In recent times, police throughout the U.S. have repeatedly fired these weapons at protesters, with nearly no overarching requirements governing their use or security. Cities have spent tens of millions to settle lawsuits from the injured. A number of the wounded have by no means been the identical.

Throughout the nationwide protests following the police killing of George Floyd in 2020, no less than 60 protesters sustained critical accidents — together with blinding and a damaged jaw — from being shot with these projectiles, generally in obvious violations of police division insurance policies, in line with a joint investigation by KFF Well being Information and USA Immediately.

In 2004, in Boston, a school scholar celebrating a Pink Sox victory was killed by a projectile crammed with pepper-based irritant when it tore by way of her eye and into her mind.

“They’re called less lethal for a reason,” stated Jim Bueermann, a former police chief of Redlands, California, who now leads the Future Policing Institute. “They can kill you.”

Bueermann, who reviewed video footage of the police response at UCLA on the request of KFF Well being Information, stated the footage reveals California Freeway Patrol officers firing beanbag rounds from a shotgun. Bueermann stated the footage didn’t present sufficient context to find out if the projectiles have been getting used “reasonably,” which is a regular established by federal courts, or being fired “indiscriminately,” which was outlawed by a California regulation in 2021.

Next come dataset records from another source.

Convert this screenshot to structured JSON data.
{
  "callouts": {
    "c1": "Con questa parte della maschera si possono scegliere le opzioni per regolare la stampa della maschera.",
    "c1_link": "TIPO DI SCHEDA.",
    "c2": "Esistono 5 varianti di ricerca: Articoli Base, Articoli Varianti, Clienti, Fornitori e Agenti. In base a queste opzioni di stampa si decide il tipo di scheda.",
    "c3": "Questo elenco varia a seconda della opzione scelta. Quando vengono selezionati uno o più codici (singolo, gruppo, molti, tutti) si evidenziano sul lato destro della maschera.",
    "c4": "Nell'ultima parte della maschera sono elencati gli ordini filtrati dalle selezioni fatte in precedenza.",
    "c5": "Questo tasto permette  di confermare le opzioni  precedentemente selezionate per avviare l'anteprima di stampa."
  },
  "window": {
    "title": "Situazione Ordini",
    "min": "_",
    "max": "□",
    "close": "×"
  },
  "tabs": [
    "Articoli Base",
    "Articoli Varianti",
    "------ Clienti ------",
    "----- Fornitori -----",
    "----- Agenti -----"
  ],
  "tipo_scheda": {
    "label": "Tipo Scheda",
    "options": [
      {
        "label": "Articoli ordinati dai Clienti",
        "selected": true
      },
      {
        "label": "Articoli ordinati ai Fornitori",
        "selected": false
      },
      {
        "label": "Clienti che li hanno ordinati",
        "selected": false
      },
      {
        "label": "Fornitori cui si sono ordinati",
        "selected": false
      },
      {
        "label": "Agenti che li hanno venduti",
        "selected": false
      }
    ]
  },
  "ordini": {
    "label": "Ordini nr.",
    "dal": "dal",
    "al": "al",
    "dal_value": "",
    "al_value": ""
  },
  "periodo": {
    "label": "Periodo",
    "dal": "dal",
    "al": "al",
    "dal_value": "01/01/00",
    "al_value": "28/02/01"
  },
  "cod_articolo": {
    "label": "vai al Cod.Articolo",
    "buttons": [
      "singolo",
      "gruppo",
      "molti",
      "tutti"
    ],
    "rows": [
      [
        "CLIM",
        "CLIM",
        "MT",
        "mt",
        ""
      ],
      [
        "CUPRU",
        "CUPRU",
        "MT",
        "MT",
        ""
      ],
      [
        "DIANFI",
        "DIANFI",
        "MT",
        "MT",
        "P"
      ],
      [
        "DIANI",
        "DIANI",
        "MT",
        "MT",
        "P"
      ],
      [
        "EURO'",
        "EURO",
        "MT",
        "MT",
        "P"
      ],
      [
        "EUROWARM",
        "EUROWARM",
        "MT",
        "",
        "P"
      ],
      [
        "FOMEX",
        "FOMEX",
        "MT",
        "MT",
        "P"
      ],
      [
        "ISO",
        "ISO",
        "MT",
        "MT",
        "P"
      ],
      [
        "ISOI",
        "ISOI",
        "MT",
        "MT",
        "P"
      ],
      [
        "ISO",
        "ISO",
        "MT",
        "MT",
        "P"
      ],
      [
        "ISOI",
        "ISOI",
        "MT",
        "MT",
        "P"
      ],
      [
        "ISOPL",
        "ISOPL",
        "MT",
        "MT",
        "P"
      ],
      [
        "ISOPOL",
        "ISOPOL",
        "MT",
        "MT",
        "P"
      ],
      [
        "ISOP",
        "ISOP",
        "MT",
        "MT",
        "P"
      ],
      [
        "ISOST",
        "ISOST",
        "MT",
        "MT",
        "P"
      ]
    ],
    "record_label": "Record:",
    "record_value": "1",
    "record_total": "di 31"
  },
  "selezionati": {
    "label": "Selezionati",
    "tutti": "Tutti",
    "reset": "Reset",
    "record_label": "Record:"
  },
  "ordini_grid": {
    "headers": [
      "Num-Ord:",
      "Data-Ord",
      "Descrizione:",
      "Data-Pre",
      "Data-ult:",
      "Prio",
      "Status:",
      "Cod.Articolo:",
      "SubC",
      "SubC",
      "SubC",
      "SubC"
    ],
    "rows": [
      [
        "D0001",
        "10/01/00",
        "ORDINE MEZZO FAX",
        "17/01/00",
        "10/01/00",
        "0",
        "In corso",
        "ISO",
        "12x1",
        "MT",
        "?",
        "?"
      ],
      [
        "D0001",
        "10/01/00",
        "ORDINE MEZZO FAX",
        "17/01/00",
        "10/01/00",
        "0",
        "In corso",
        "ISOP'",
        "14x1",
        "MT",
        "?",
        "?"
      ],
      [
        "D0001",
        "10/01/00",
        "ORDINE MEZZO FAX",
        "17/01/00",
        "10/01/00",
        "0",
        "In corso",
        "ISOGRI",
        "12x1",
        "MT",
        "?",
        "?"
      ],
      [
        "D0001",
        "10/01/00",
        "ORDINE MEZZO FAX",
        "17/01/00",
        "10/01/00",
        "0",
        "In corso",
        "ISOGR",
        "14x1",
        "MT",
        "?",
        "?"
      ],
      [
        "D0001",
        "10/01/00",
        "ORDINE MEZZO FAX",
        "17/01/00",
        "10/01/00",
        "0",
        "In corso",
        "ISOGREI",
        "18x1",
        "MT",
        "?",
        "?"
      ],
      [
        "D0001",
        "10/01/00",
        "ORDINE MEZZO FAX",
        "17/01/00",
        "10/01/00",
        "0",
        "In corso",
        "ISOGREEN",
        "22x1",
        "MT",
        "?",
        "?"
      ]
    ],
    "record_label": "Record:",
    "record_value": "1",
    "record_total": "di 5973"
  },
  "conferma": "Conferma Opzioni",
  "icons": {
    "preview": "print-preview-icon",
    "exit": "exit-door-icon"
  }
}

“There is a saying in policing — ‘lawful but awful’ — meaning that it was reasonable under the legal standards but it looks terrible,” Bueermann stated. “And I think a cop racking multiple rounds into a shotgun, firing into protesters, doesn’t look very good.”

This text was produced by KFF Well being Information, which publishes California Healthline, an editorially impartial service of the California Well being Care Basis.